Electronic – How does a 120VAC neon indicator lamp respond to a leading-edge triac dimmer

dimmingneontriac

I bought a dirt cheap toaster oven to convert to a solder reflow station, and I noticed in the teardown that it apparently has a neon power indicator. It goes out instantly when it loses power instead of fading like an incandescent, and it measures open-circuit when off.

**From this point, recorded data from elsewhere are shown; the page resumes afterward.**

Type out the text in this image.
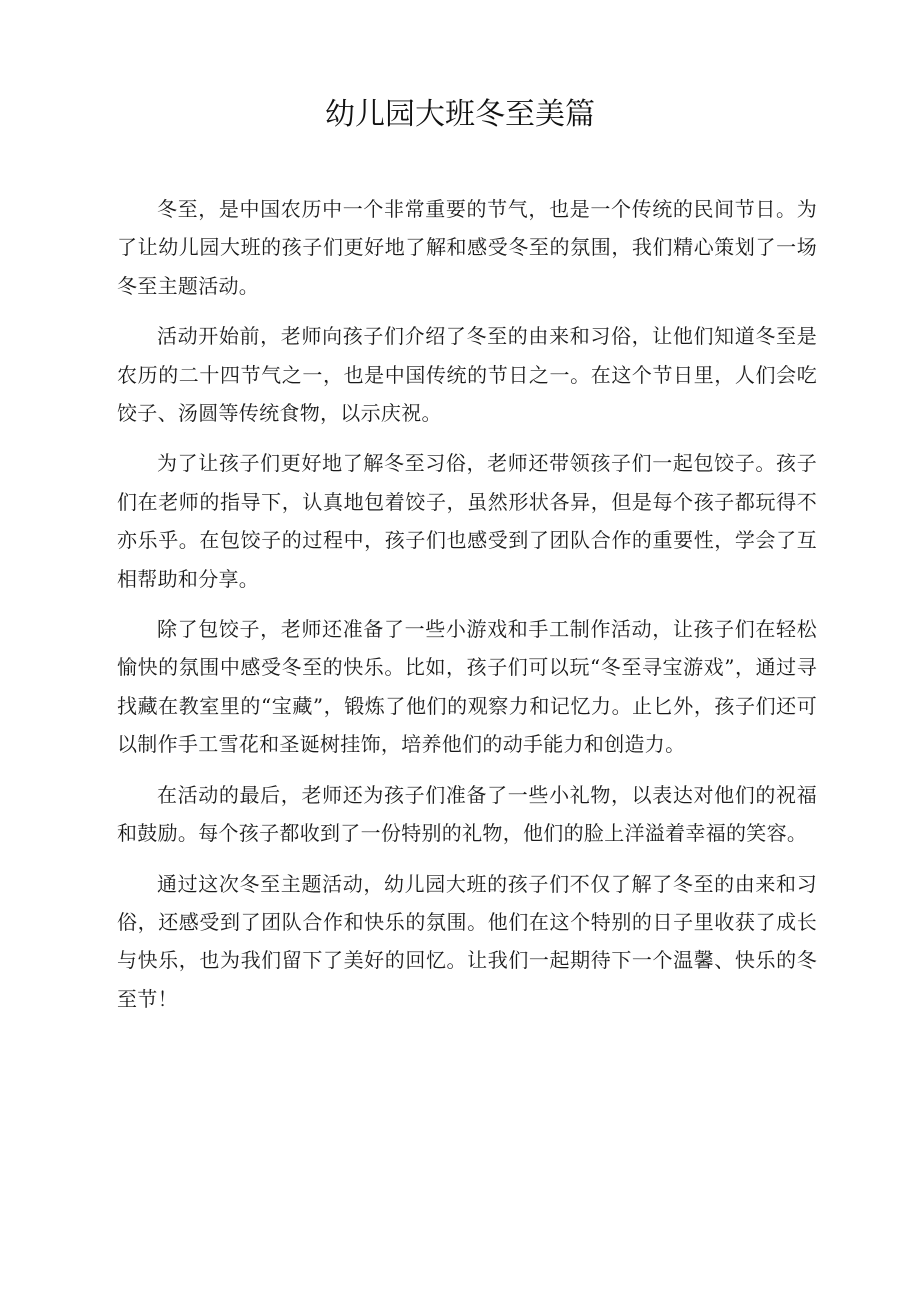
幼儿园大班冬至美篇

冬至，是中国农历中一个非常重要的节气，也是一个传统的民间节日。为了让幼儿园大班的孩子们更好地了解和感受冬至的氛围，我们精心策划了一场冬至主题活动。

活动开始前，老师向孩子们介绍了冬至的由来和习俗，让他们知道冬至是农历的二十四节气之一，也是中国传统的节日之一。在这个节日里，人们会吃饺子、汤圆等传统食物，以示庆祝。

为了让孩子们更好地了解冬至习俗，老师还带领孩子们一起包饺子。孩子们在老师的指导下，认真地包着饺子，虽然形状各异，但是每个孩子都玩得不亦乐乎。在包饺子的过程中，孩子们也感受到了团队合作的重要性，学会了互相帮助和分享。

除了包饺子，老师还准备了一些小游戏和手工制作活动，让孩子们在轻松愉快的氛围中感受冬至的快乐。比如，孩子们可以玩“冬至寻宝游戏”，通过寻找藏在教室里的“宝藏”，锻炼了他们的观察力和记忆力。止匕外，孩子们还可以制作手工雪花和圣诞树挂饰，培养他们的动手能力和创造力。

在活动的最后，老师还为孩子们准备了一些小礼物，以表达对他们的祝福和鼓励。每个孩子都收到了一份特别的礼物，他们的脸上洋溢着幸福的笑容。

通过这次冬至主题活动，幼儿园大班的孩子们不仅了解了冬至的由来和习俗，还感受到了团队合作和快乐的氛围。他们在这个特别的日子里收获了成长与快乐，也为我们留下了美好的回忆。让我们一起期待下一个温馨、快乐的冬至节！
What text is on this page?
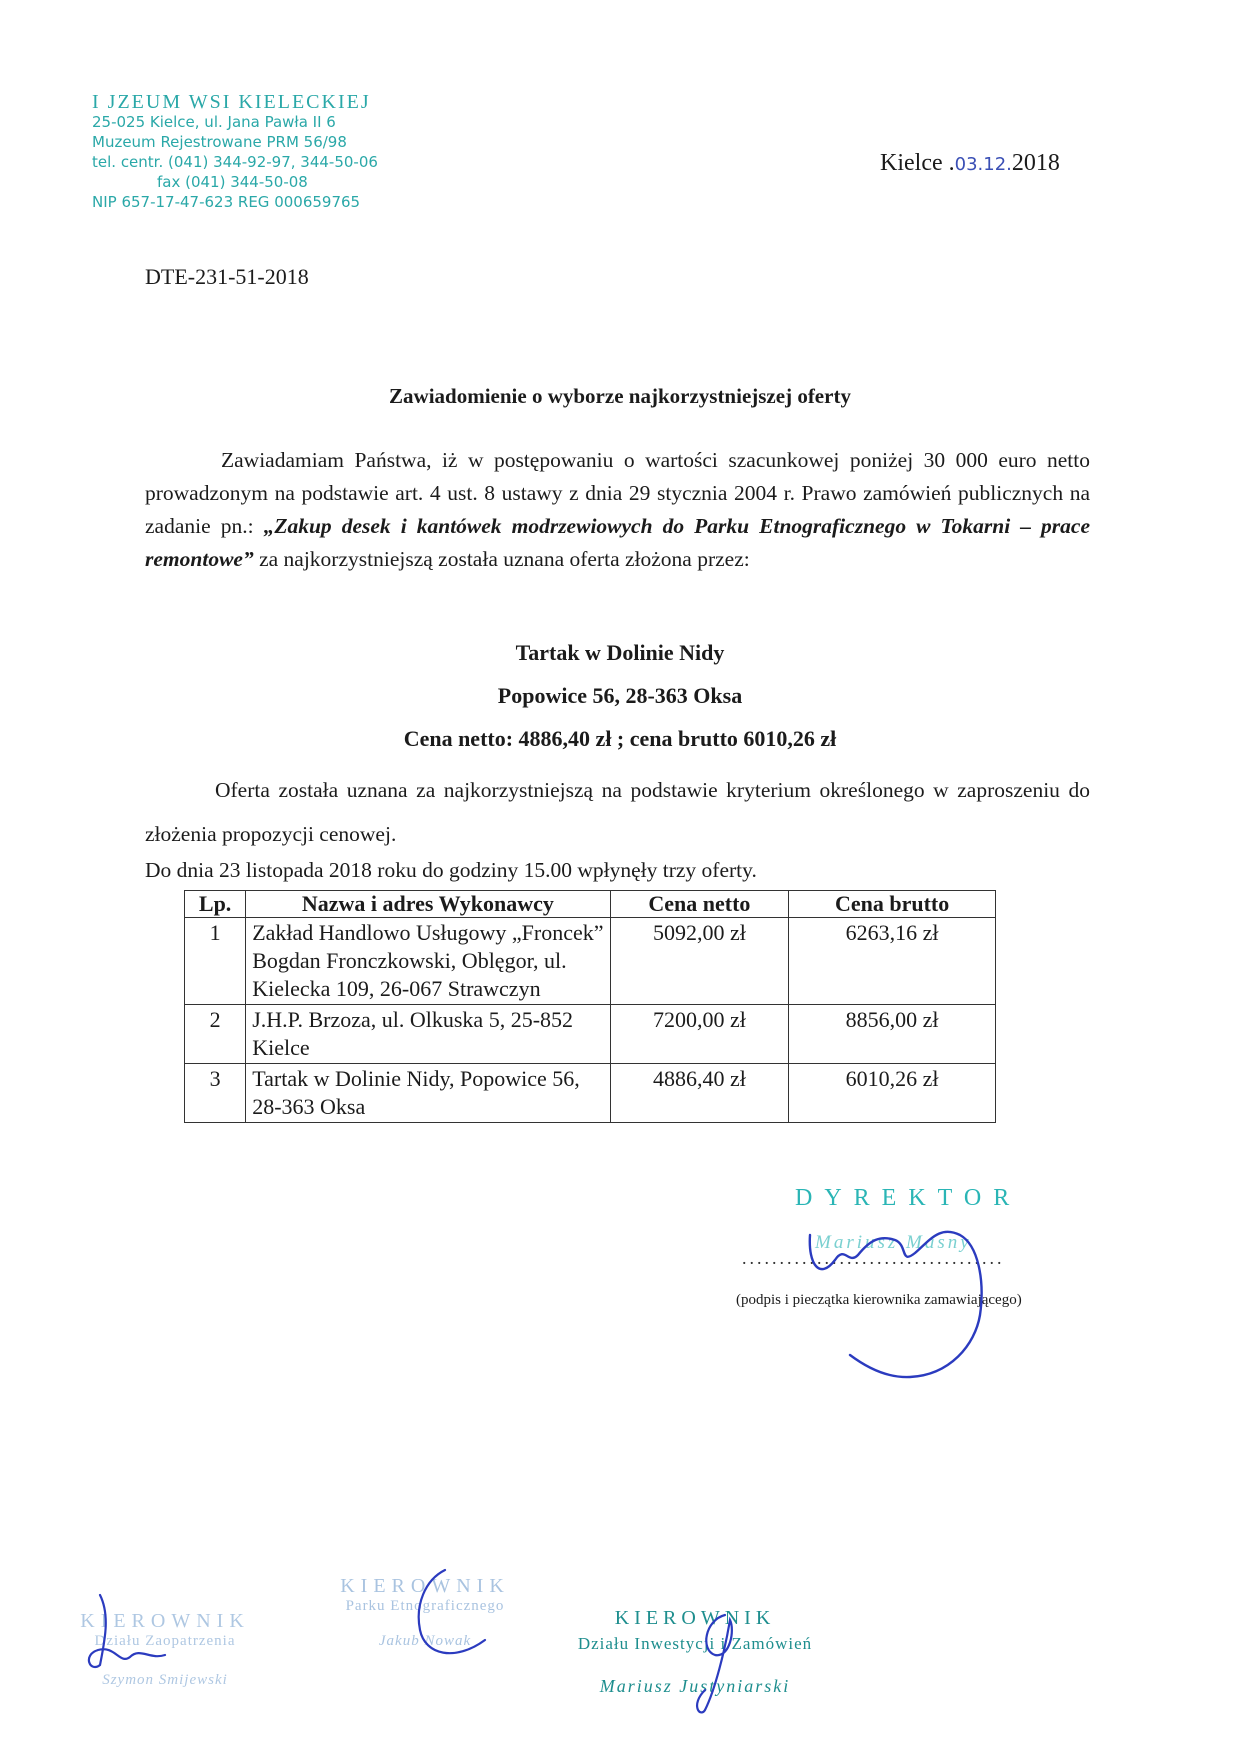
I JZEUM WSI KIELECKIEJ
25-025 Kielce, ul. Jana Pawła II 6
Muzeum Rejestrowane PRM 56/98
tel. centr. (041) 344-92-97, 344-50-06
fax (041) 344-50-08
NIP 657-17-47-623 REG 000659765
Kielce .03.12.2018
DTE-231-51-2018
Zawiadomienie o wyborze najkorzystniejszej oferty
Zawiadamiam Państwa, iż w postępowaniu o wartości szacunkowej poniżej 30 000 euro netto prowadzonym na podstawie art. 4 ust. 8 ustawy z dnia 29 stycznia 2004 r. Prawo zamówień publicznych na zadanie pn.: „Zakup desek i kantówek modrzewiowych do Parku Etnograficznego w Tokarni – prace remontowe” za najkorzystniejszą została uznana oferta złożona przez:
Tartak w Dolinie Nidy
Popowice 56, 28-363 Oksa
Cena netto: 4886,40 zł ; cena brutto 6010,26 zł
Oferta została uznana za najkorzystniejszą na podstawie kryterium określonego w zaproszeniu do złożenia propozycji cenowej.
Do dnia 23 listopada 2018 roku do godziny 15.00 wpłynęły trzy oferty.
Lp.	Nazwa i adres Wykonawcy	Cena netto	Cena brutto
1	Zakład Handlowo Usługowy „Froncek” Bogdan Fronczkowski, Oblęgor, ul. Kielecka 109, 26-067 Strawczyn	5092,00 zł	6263,16 zł
2	J.H.P. Brzoza, ul. Olkuska 5, 25-852 Kielce	7200,00 zł	8856,00 zł
3	Tartak w Dolinie Nidy, Popowice 56, 28-363 Oksa	4886,40 zł	6010,26 zł
DYREKTOR
Mariusz Masny
...................................
(podpis i pieczątka kierownika zamawiającego)
KIEROWNIK
Działu Zaopatrzenia
Szymon Smijewski
KIEROWNIK
Parku Etnograficznego
Jakub Nowak
KIEROWNIK
Działu Inwestycji i Zamówień
Mariusz Justyniarski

I'm not opposed to cutting it out of circuit, but I also thought it might be nice to have a rough indicator of what it's actually doing, if it actually works that way.

Here's the circuit:

schematic

simulate this circuit – Schematic created using CircuitLab

So:

  • Does it "just work" and produce an incandescent-like end result?
  • Can it confuse the triac? (probably not because it's in parallel with the resistive heater and my software is going to hold the opto on anyway)
  • Is there something else I ought to know about using neons and triac dimmers together?

Best Answer

You can leave the neon in place, it will neither confuse the triac, nor alter your calculations in any way. When the oven heater is on the neon will glow.

The neon is not like an incandescent in any way, it is a gas plasma (near enough) and is essentially open circuit when below it's trigger point. Your circuit is slightly wrong in that the neon will have a series resistor to limit it's current after striking. The resistor is likely in the 100k ohm plus range.